2. La Commission s’est-elle abstenue d’appliquer les Directives concernant la persécution fondée sur le sexe?
3. La Commission s’est-elle abstenue de considérer les demandes d’asile d’Amna, de Mamoona et de Muhammad?
II. La
décision de la Commission
[9] Les 31 pages de la décision de la Commission portent pour l’essentiel sur l’évaluation de la preuve produite par Mme Kaniz. La Commission a relevé plus d’une douzaine d’aspects pour lesquels la preuve de Mme Kaniz était incomplète ou contradictoire.

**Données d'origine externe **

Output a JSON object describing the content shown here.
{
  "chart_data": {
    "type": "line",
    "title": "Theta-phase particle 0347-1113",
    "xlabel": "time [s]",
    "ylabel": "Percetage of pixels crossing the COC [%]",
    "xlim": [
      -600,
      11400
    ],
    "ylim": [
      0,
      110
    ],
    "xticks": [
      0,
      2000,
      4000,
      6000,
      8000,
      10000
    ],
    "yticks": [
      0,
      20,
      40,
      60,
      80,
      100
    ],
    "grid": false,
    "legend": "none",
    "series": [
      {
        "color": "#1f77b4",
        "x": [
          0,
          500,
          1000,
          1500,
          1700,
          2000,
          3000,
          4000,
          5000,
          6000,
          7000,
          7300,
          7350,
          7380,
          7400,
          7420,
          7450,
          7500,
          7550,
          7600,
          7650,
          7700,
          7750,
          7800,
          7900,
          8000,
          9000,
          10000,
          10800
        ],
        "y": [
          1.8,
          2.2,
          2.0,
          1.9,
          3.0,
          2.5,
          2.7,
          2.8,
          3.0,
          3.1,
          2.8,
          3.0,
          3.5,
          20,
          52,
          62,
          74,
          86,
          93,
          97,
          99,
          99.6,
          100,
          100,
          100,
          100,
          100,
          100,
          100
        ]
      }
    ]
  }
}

Qui plus est, Mme Kaniz n’avait pas précisé dans son FRP que M. Muhammad usait de violences physiques envers elle. Elle n’avait fait état que de violences verbales. Elle avait bien fait état d’agressions physiques sur son fils, mais elle a dit que son FRP aurait été trop long si elle y avait inclus des renseignements sur le fait qu’elle‑même subissait des violences physiques.
[10] La Commission a recensé maints autres exemples d’omissions et de contradictions. Elle a aussi fait état des Directives concernant la persécution fondée sur le sexe, mais a néanmoins estimé que la preuve produite par Mme Kaniz n’était pas crédible. Puisque les demandes d’asile des enfants étaient fondées principalement sur cette preuve, la Commission les a également rejetées.
III. Premier point – Les conclusions de la Commission sur la crédibilité étaient‑elles déraisonnables?
[11] Mme Kaniz fait valoir que la Commission a conclu à tort que la demande d’asile de la famille n’était pas étayée par une preuve crédible.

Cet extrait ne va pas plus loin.